Monday, November 29, 2010

Explaining Extra Lives

Video games are pretty much designed for you to fail, try again, and eventually succeed. (In a sense you might say that’s one of their moral shortcomings, since you can essentially avoid consequences by repetition – which is in total contradiction to the way the real world works. But as long as you treat them as entertainment and not your actual lifestyle, I don’t have a problem with that. But I digress (already).)

The idea of extra lives can create a continuity problem in a game’s story. There are a few ways of explaining what happens when your character loses a life and starts a new one:

  1. The straightforward way: Your character actually experiences everything you do. When the character is defeated, he or she is somehow transported back to some checkpoint to try again. The enemies and obstacles behave in essentially the same way each time the character attempts the level (or battle or whatever). The repetitive nature of enemy behavior can cause concerns with plausibility, as can the notion that your character is somehow transported backward.
  2. The “ideal path” way: Only successful attempts “count” in the context of the game. In other words, if you take five tries to complete a level, only the last one “really happened.” If you explain the game in this way, your character essentially completes each goal on his or her first try; the other time in game play represents an inaccurate attempt to explain what really happened. Again, this may raise plausibility issues. Worse, though, is the continuity problem that arises if the game allows you to save accomplishments you made before losing. In this case, you can’t disregard the character’s loss of a “life” while still explaining how the character acquired the saved item.

Ultimately it doesn’t really matter, because the real story of the game is about the decisions and progress that you as the player make. (That is, the straightforward explanation is generally acceptable regardless of its weaknesses.) But some games really do offer a reasonable explanation for how extra lives work. At least if you interpret them correctly (meaning if you interpret them as I do). Others aren’t so easy to explain. Here are a few examples:

Mega Man

In Mega Man games, when you run out of energy, Mega Man appears to explode – but really it’s just expanding circles flying outward from his last location. I believe this is actually an emergency teleportation.
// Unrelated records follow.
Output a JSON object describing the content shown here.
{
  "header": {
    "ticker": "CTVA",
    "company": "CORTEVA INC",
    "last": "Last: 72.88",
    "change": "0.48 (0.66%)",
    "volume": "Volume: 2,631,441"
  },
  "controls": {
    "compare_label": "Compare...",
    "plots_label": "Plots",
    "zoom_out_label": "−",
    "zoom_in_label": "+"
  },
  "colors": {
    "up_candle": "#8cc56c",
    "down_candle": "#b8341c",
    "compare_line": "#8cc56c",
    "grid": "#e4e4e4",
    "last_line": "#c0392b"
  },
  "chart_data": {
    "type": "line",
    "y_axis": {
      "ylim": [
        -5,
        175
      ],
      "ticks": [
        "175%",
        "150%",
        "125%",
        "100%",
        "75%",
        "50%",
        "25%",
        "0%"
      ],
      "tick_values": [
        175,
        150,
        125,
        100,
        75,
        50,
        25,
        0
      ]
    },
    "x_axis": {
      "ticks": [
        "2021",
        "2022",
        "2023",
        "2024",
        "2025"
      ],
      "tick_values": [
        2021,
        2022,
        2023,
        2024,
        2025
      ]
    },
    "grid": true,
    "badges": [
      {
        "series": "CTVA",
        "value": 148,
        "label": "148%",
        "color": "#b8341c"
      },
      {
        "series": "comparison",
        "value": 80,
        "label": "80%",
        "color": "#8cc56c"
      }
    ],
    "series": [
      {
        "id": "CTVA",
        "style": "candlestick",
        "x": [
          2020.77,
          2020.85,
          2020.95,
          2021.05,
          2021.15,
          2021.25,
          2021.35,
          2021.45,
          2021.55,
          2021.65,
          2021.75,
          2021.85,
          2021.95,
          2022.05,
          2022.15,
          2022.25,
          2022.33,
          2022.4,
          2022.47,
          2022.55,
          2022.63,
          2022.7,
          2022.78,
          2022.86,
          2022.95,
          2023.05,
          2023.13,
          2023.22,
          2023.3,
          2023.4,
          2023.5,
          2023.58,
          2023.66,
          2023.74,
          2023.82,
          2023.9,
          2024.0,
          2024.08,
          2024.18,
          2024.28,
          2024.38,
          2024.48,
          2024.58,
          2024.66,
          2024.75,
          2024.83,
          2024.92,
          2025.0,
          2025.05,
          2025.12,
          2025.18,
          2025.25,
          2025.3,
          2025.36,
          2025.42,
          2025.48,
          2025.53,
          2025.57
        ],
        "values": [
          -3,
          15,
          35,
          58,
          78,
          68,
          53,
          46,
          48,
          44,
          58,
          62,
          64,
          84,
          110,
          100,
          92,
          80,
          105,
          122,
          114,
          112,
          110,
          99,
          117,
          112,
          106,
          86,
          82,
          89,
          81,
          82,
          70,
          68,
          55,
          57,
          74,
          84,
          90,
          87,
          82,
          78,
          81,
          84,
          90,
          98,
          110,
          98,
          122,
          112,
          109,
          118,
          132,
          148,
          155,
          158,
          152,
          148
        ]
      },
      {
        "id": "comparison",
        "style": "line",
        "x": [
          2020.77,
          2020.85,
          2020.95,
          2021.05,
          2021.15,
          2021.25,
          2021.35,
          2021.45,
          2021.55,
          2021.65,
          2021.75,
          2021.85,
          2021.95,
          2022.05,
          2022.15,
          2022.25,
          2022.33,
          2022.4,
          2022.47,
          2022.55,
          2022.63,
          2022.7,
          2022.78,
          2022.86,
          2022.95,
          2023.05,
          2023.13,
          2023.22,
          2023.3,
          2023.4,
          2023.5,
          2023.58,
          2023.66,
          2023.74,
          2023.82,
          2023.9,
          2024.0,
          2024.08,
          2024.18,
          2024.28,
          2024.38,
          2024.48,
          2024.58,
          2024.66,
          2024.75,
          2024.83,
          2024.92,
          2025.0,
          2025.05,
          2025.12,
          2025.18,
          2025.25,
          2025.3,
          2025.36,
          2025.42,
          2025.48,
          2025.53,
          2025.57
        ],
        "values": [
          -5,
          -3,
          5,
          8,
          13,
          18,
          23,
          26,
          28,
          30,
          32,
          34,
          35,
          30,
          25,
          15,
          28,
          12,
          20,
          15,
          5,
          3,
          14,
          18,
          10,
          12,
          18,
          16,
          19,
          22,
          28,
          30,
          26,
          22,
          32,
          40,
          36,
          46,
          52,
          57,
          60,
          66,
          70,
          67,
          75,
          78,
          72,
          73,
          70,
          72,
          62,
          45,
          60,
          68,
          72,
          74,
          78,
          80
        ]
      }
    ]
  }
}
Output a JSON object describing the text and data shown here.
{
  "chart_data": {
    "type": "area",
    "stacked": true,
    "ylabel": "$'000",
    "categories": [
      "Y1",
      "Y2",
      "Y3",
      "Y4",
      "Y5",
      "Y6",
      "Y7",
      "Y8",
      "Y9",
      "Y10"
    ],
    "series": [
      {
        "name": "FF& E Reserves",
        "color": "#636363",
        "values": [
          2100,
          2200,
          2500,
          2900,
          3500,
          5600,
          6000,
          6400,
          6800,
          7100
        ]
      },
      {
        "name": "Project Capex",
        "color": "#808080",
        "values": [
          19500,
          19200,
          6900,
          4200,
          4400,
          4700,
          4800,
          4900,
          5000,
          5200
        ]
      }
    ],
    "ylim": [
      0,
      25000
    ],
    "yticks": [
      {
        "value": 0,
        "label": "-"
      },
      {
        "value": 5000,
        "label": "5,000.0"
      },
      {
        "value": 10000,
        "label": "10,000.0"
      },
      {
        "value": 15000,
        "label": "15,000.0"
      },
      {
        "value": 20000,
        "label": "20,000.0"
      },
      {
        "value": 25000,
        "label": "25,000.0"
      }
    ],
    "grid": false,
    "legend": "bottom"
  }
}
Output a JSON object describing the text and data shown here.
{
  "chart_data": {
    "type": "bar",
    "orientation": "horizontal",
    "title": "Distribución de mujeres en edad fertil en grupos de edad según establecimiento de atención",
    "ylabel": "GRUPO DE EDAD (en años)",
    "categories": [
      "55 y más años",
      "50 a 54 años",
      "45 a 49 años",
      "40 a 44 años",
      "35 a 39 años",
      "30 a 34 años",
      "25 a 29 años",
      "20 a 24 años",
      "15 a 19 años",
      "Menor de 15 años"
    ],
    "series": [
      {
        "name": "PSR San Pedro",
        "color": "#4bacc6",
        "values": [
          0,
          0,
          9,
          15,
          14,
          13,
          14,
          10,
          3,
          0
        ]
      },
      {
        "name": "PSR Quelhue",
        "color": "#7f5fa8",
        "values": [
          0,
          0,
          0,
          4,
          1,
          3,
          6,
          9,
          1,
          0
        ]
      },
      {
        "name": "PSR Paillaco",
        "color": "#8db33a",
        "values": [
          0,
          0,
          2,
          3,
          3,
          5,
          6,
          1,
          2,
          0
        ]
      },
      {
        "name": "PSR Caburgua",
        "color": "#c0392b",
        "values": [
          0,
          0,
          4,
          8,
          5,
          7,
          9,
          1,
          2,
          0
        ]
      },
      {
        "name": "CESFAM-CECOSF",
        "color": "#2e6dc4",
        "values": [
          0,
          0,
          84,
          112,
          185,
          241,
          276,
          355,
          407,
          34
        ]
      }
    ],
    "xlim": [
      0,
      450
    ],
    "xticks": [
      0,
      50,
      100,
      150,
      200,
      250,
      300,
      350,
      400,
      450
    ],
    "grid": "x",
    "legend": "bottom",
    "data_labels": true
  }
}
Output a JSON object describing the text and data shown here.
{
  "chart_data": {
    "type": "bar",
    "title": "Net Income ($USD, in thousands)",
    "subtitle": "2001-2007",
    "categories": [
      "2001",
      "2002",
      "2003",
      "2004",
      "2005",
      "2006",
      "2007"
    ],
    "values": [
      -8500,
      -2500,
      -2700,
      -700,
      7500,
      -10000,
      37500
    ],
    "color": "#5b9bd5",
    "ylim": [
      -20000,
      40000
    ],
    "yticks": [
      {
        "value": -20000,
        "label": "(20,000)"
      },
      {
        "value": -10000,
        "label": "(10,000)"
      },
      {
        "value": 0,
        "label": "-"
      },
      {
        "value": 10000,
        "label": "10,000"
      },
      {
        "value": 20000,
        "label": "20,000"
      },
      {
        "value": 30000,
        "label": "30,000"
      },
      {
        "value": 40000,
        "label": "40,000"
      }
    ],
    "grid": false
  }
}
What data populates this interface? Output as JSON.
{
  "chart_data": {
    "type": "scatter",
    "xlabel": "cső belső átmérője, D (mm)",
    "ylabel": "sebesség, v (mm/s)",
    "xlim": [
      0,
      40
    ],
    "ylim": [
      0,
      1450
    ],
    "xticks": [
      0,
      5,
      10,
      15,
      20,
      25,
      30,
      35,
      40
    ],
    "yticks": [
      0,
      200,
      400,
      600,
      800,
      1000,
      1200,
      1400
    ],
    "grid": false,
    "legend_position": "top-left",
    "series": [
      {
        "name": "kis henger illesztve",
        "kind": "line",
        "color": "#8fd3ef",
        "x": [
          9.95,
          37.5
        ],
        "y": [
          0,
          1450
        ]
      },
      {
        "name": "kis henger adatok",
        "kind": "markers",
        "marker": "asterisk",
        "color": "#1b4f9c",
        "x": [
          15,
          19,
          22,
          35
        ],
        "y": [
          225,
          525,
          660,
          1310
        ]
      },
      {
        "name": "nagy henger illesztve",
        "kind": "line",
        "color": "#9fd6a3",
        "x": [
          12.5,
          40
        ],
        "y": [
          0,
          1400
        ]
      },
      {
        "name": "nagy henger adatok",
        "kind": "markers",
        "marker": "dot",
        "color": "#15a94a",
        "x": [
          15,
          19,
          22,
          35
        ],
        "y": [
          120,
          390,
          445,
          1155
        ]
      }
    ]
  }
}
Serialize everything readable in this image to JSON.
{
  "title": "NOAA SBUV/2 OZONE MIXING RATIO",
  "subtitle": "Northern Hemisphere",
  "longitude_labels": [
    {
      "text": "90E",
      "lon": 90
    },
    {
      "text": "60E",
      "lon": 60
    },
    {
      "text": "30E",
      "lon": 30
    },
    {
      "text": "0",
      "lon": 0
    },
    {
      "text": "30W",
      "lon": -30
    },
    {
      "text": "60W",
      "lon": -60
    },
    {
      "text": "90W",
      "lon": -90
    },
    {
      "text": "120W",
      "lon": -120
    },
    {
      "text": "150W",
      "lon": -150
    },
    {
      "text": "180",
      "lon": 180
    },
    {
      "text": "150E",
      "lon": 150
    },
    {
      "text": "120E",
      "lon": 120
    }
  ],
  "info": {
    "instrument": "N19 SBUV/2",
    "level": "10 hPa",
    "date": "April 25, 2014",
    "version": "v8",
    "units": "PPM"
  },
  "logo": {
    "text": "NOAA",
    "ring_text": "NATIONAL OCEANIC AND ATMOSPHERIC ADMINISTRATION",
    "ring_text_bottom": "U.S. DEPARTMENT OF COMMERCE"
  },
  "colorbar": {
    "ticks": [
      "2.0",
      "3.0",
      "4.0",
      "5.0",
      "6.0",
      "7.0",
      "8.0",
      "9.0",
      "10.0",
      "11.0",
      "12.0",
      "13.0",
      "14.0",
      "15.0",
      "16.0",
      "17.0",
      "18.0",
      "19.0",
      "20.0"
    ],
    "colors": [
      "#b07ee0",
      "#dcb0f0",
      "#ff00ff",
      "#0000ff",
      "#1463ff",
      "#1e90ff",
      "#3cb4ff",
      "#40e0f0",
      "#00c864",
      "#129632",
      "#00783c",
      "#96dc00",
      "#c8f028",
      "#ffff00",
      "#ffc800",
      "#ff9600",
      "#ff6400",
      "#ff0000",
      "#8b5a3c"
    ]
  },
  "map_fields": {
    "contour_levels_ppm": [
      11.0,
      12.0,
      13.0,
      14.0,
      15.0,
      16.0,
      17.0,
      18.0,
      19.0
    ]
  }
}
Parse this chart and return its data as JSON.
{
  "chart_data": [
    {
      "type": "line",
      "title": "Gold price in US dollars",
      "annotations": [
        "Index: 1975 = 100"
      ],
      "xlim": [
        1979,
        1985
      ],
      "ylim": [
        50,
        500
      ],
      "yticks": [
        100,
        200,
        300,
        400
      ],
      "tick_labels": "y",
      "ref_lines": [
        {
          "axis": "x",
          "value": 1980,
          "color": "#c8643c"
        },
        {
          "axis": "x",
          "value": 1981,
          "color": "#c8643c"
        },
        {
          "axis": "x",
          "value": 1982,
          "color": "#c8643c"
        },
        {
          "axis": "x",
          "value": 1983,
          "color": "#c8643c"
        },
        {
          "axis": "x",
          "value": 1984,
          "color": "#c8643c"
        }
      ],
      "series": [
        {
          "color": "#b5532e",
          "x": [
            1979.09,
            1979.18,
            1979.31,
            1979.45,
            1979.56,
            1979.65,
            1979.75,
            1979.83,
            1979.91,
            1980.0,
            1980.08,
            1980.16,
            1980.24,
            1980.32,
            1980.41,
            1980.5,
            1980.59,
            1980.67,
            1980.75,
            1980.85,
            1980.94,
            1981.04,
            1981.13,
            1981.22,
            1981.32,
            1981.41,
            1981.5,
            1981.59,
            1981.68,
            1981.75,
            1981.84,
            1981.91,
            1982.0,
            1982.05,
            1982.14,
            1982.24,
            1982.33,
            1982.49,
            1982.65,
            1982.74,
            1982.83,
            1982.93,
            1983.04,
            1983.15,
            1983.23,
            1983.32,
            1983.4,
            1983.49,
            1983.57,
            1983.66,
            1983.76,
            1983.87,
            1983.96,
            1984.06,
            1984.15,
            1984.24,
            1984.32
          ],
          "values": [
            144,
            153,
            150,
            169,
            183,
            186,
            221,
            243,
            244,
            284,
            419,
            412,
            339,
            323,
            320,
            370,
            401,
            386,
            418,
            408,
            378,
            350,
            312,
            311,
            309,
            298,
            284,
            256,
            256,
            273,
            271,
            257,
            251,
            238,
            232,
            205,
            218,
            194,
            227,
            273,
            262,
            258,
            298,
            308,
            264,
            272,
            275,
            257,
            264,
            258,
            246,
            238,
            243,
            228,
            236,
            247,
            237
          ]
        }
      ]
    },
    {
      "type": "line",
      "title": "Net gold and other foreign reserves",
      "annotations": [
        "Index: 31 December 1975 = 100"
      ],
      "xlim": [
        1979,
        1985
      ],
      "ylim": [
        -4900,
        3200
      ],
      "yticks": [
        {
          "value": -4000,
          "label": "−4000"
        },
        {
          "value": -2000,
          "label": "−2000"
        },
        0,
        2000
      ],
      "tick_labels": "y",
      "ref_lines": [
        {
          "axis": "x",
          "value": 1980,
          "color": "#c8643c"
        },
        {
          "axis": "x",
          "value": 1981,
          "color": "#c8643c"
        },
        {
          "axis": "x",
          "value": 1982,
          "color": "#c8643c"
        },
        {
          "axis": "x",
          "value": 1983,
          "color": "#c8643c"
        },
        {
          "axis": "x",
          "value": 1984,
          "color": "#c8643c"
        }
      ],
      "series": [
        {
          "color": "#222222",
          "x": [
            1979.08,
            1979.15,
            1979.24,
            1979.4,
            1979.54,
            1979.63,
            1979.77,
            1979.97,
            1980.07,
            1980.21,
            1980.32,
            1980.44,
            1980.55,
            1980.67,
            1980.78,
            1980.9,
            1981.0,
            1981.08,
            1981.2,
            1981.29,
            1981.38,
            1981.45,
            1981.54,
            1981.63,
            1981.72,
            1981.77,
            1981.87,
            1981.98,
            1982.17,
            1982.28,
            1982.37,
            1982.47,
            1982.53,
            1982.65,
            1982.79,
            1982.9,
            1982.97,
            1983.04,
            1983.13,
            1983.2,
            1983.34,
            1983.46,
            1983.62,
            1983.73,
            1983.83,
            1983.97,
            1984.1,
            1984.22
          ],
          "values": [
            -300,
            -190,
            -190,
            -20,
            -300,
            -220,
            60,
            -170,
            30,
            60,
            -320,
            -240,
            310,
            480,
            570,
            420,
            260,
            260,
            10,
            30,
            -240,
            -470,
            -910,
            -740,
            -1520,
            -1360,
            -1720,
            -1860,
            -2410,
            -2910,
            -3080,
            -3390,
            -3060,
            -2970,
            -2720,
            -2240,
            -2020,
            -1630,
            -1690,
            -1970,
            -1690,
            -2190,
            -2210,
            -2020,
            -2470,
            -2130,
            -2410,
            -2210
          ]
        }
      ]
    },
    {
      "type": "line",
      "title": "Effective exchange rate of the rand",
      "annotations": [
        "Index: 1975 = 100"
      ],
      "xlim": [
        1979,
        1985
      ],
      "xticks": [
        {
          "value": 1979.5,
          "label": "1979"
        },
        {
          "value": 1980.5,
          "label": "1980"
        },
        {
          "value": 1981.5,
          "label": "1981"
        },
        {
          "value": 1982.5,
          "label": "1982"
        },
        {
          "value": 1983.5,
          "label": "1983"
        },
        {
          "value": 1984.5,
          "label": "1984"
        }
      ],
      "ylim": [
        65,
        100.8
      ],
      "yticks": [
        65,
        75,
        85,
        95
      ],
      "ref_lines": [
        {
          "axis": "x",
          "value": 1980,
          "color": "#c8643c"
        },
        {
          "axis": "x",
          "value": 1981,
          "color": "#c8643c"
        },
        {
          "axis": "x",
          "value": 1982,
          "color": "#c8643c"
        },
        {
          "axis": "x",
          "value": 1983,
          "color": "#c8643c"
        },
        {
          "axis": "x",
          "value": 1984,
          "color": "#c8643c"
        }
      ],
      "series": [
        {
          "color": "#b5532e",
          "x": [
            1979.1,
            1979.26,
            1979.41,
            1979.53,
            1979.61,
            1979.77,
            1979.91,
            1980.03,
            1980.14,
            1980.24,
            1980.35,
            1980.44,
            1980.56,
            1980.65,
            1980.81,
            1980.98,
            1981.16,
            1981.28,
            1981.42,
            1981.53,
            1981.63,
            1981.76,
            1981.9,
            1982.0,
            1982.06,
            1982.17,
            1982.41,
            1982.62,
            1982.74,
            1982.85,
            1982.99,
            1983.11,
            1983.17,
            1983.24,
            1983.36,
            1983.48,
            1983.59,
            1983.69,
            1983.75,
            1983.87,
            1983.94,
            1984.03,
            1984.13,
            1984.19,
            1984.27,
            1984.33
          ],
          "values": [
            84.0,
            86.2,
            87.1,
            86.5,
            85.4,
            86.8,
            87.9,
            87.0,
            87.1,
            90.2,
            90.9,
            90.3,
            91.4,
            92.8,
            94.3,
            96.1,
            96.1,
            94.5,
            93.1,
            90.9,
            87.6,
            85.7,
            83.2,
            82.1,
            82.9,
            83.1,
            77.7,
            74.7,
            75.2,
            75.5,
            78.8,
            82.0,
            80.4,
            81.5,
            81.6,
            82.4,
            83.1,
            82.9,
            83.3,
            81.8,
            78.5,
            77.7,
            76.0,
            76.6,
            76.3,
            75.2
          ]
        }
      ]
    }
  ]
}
We know Mega Man can teleport, since this is how he enters each level. I think that he can set a limited number of teleportation beacons. He sets one at the beginning of each level, and an additional one near the middle of most levels, and yet another before most boss battles. When his energy is about to run out, he automatically teleports away to refill, then teleports back to the last beacon. If he has only energy for one more teleportation and his energy runs low, he teleports back to his base instead of the last beacon. (This allows him to refill his health and weapon energy, but any temporary beacons he has set are lost.) That’s what happens when you get a Game Over. (This explanation may also explain why you have to re-fight the Robot Masters in each game near the end – they may also do an emergency teleportation when their energy runs low.)

Metroid

Metroid games have specific save points. If you lose, you lose everything since that save point. I think it’s reasonable to say that everything between a save point and a game over never really happened, and Samus is successful on her first try. (Of course, I mean your real first try. If you replay the game, knowing the most efficient path in advance, the story element makes less sense.)

Zelda

Zelda games are harder to explain. You can save wherever you want, and if you quit you’ll start at some checkpoint – the beginning of the current level or some central Overworld location. The same happens if you get a Game Over. It’s not clear how Link gets back to the continue point, but warping is a common practice in Zelda games as well. I guess you could say that Link “Saves and Quits” right before losing his last heart, and only the “falling on his face” scene is not part of what actually happens.